AT THE EADV CONGRESS

COPENHAGEN (FRONTLINE MEDICAL NEWS) – An oral small molecule with a novel mechanism of action for treatment of moderate to severe plaque psoriasis is being developed as a potential first-line systemic treatment in view of its highly favorable safety profile.

The investigational drug, known for now as CF101, is a first-in-class agonist of the A3 adenosine receptor. This cell surface receptor is upregulated in the pathologic cells of certain inflammatory diseases, but has little or no expression in normal cells. This high degree of specificity accounts for its safety, which in a recent phase II/III trial was essentially indistinguishable from placebo, making it an attractive potential alternative to methotrexate or biologics as a starting point in systemic therapy, Pnina Fishman, Ph.D. , said at the annual congress of the European Academy of Dermatology and Venereology.

Planning is underway for a pivotal phase III trial of CF101 in psoriasis, which is also being organized for CF101 in rheumatoid arthritis on the strength of favorable phase II findings, according to Dr. Fishman, CEO of Can-Fite BioPharma, an Israeli biotech company that is developing the drug.

The phase II/III psoriasis trial was a 326-patient, double-blind, placebo-controlled study. It showed efficacy comparable to and in some respects better than that reported in the phase III ESTEEM-1 study of the oral phosphodiesterase 4 inhibitor apremilast ( J Am Acad Dermatol. 2015 Jul;73:37-49 ).

Moreover, it appears that the twice-daily 2-mg dosing of CF101 studied in the phase II/III trial was suboptimal in light of the observed linear increase in Psoriasis Area and Severity Index (PASI)-75, -90, and -100 response rates over time. Those response rates rose steadily until the study’s end at week 32 with no evidence of a plateau. In contrast, in ESTEEM-1, the improvement with apremilast (Otezla) leveled off starting at about week 20, she observed.

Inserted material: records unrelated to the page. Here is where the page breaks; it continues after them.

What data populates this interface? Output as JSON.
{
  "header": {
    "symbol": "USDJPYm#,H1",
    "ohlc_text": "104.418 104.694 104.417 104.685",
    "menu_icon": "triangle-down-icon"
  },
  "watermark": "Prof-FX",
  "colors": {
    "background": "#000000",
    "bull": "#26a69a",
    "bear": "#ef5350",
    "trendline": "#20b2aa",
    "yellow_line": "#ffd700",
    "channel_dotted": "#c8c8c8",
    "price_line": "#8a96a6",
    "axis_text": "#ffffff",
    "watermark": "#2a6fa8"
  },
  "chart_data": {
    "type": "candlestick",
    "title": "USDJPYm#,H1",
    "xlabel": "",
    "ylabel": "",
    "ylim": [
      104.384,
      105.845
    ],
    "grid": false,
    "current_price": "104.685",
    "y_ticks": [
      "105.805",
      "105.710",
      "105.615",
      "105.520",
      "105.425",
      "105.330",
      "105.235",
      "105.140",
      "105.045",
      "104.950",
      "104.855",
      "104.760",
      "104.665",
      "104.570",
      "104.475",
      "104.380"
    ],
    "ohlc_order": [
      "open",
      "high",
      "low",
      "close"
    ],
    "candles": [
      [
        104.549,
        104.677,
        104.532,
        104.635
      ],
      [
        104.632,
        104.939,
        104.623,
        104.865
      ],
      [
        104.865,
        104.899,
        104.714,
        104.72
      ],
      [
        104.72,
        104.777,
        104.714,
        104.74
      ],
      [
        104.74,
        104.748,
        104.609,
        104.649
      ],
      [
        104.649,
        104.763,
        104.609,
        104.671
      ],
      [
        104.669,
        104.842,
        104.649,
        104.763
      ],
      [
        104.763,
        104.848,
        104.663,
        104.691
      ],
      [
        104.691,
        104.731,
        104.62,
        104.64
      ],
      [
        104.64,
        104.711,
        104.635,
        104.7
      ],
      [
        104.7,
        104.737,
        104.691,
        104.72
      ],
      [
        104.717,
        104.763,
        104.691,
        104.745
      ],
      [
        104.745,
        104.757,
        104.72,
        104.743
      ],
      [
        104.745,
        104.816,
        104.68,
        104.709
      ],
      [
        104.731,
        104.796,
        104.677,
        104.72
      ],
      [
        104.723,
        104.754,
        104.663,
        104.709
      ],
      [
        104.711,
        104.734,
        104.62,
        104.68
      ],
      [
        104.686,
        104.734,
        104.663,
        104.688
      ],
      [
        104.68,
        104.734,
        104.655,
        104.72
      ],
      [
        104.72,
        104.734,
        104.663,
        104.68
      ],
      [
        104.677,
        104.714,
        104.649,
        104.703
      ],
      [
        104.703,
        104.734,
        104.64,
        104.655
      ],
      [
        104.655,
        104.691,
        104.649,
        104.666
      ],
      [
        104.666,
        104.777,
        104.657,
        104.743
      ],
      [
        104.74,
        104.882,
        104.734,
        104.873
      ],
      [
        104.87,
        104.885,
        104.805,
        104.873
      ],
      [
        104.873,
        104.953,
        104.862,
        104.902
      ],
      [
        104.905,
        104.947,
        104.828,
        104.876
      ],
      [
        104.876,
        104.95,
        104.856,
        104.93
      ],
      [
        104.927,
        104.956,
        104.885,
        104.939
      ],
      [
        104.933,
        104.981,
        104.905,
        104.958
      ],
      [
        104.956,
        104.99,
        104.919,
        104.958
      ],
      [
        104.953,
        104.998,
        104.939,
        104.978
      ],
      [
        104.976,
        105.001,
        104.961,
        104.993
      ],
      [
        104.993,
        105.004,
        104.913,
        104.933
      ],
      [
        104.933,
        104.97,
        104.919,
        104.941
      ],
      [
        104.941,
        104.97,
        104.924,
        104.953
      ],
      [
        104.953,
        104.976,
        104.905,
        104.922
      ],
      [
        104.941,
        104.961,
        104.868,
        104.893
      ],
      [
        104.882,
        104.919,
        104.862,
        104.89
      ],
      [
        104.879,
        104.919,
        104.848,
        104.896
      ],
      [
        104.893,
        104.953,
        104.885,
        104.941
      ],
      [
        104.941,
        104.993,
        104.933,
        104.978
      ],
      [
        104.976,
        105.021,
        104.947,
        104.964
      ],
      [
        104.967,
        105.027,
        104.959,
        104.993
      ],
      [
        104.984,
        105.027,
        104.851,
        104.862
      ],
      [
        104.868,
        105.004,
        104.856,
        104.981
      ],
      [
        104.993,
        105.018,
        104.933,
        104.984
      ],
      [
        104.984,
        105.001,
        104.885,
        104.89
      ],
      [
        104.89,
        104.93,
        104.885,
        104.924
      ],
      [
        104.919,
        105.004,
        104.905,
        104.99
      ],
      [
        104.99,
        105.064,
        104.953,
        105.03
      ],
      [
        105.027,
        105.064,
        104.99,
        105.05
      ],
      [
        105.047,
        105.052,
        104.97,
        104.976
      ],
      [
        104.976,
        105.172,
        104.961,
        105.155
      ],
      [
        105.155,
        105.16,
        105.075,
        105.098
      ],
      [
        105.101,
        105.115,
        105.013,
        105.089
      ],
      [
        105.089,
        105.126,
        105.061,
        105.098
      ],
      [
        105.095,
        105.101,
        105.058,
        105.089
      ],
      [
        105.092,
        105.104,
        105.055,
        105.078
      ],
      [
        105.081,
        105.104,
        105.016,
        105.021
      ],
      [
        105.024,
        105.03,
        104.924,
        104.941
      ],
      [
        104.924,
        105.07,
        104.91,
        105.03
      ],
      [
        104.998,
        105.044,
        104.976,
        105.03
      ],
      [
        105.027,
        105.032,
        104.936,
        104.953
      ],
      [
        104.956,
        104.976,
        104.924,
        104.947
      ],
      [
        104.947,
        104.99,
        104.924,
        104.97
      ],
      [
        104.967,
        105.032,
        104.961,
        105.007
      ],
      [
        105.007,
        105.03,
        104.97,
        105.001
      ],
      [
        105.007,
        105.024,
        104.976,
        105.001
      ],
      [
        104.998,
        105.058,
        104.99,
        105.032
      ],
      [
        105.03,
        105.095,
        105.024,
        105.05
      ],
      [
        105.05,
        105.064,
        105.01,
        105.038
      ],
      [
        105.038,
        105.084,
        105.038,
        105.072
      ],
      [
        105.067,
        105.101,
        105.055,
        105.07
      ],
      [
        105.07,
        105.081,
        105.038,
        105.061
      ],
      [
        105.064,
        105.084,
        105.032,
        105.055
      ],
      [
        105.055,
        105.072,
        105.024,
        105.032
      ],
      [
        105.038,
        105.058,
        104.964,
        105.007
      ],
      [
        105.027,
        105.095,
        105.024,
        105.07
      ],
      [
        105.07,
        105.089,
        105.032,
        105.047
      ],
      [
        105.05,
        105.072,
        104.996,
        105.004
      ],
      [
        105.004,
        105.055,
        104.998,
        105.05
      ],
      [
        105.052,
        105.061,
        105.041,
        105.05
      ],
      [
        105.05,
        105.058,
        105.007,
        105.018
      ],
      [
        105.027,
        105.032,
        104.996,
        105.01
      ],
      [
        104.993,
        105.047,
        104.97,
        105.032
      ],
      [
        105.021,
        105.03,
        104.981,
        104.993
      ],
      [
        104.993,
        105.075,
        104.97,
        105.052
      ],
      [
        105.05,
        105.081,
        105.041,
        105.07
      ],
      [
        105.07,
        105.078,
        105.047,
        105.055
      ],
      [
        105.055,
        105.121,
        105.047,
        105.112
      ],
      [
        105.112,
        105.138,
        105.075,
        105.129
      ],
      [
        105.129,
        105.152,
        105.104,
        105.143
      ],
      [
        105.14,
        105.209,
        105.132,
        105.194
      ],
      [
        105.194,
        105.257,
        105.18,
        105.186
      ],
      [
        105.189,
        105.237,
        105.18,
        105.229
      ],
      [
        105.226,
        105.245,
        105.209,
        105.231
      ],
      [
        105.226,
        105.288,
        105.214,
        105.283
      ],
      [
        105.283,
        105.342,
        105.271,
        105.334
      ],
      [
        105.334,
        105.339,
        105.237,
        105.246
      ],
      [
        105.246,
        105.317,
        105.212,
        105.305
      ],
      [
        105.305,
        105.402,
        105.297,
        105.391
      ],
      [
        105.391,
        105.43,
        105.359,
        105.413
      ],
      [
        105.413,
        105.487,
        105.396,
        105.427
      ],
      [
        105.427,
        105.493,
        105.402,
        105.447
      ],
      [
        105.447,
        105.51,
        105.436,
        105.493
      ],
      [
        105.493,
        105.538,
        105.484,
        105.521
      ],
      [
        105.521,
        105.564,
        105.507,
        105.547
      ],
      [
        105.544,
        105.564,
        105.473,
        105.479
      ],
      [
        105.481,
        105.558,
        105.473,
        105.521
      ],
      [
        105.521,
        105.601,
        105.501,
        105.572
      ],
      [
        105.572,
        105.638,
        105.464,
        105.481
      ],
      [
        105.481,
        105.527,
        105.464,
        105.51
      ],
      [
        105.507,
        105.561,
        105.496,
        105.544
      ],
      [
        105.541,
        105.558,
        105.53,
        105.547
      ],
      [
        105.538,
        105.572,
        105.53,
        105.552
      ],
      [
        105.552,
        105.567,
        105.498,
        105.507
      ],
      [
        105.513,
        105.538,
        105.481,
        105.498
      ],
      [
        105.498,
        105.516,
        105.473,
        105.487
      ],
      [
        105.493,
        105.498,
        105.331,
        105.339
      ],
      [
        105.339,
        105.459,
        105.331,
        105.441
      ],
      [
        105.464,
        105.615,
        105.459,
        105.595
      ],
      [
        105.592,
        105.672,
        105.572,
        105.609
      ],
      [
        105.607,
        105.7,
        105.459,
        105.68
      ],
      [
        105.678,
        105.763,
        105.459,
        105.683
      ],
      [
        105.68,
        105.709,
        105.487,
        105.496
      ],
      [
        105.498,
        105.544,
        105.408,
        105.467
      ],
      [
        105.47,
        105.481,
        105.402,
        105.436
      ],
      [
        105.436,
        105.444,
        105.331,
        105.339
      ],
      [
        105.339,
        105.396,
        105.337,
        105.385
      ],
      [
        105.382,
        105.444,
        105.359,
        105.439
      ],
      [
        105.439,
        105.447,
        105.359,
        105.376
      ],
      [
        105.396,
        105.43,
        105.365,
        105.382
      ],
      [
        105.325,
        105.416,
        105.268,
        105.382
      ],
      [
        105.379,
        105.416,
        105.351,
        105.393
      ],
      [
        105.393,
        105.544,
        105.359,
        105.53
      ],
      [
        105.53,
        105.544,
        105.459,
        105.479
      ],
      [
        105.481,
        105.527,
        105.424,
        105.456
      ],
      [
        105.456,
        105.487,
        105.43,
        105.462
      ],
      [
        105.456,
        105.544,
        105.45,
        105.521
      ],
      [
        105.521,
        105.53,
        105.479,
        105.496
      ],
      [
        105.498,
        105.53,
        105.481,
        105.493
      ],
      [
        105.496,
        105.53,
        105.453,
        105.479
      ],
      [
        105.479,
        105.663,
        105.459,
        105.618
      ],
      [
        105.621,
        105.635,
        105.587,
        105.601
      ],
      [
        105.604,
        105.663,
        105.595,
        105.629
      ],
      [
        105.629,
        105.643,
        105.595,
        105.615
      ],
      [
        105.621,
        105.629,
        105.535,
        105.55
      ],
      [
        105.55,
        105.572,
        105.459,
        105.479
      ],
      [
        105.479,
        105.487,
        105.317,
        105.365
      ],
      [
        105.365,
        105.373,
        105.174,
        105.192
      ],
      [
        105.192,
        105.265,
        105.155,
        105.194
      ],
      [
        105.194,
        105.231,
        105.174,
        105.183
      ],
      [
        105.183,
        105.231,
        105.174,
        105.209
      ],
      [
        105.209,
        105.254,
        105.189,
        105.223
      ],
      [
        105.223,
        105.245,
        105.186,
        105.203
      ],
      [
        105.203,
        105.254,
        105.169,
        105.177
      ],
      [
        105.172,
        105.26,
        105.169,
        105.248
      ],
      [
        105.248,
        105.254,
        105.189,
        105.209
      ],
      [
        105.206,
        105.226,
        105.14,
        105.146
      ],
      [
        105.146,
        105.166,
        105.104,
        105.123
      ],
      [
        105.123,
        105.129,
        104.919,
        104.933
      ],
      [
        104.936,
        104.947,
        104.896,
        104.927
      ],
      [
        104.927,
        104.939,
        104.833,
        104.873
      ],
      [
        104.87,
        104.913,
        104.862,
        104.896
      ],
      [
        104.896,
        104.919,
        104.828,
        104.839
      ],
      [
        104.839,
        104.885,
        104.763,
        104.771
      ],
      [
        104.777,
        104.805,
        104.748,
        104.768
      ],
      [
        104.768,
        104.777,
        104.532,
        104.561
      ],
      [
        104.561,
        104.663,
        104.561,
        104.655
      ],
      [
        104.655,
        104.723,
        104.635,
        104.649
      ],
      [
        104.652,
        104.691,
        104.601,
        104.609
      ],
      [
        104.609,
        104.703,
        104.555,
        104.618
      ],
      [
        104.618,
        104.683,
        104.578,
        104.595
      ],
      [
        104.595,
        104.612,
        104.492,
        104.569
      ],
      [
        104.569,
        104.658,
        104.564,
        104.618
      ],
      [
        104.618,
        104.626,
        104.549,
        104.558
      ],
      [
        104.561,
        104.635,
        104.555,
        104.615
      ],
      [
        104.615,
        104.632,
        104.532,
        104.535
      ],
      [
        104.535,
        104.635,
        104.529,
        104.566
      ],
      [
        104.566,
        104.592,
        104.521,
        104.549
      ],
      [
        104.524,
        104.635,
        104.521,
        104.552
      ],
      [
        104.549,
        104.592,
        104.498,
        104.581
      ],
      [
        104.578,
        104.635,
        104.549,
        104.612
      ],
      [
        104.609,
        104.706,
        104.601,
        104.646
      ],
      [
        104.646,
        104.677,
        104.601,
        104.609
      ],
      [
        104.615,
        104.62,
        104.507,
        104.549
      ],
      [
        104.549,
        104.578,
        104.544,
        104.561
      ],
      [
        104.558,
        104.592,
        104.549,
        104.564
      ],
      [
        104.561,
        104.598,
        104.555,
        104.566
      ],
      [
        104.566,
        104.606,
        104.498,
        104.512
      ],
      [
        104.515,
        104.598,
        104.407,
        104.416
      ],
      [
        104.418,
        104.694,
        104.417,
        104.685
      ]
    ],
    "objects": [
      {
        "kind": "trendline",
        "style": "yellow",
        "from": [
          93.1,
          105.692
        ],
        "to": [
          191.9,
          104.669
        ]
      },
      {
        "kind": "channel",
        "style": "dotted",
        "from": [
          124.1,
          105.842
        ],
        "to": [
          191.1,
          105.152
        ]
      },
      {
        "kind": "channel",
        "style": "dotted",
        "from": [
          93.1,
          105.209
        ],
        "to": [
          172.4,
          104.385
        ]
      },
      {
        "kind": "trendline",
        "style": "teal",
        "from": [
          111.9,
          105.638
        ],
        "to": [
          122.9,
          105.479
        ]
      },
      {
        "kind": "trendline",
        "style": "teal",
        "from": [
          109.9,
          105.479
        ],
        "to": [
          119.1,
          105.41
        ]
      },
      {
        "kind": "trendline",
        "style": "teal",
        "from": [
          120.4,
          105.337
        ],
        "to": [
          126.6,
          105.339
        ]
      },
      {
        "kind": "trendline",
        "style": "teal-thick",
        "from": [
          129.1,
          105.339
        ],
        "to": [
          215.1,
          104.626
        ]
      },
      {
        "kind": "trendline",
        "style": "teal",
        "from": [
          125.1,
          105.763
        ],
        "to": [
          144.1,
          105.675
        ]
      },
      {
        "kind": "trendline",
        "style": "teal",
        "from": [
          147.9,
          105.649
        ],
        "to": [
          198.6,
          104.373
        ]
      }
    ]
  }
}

In the recent phase II/III trial, the PASI-75 rate for CF101 at week 12 – the prespecified primary endpoint – was not significantly better than placebo was. However, the PASI-75 response rate continued to climb such that by week 32, it was 35.3%, similar to the 33.1% PASI-75 response seen at 16 weeks in ESTEEM-1. PASI improved by an average of 57% from baseline to week 32 with CF101 with no plateau in sight, and by 55% with apremilast at week 16, with a leveling off at week 20. This is why the upcoming phase III trial will employ a higher dose of CF101 than twice-daily 2-mg dose used in the phase II/III study and will run longer. The goal is to achieve higher PASI response rates faster than obtainable with 2 mg BID, Dr. Fishman explained.

She added that the PASI-90 response data in the phase II/III trial bode particularly well for the future of CF101 as a first-line systemic agent. At week 32, this stringent outcome measure was achieved by 26.9% of participants who hadn’t previously been on methotrexate or a biologic and by 13.7% of those who had. And as was the case for the PASI-75 results, the PASI-90 response increased in linear fashion out to 32 weeks with no plateau. In ESTEEM-1, the PASI-90 rate was 9.8% at week 16.

No treatment-related adverse events were seen in the phase II/III CF101 study, Dr. Fishman reported.

The study was sponsored by Can-Fite BioPharma and presented by Dr. Fishman, who is the company’s CEO.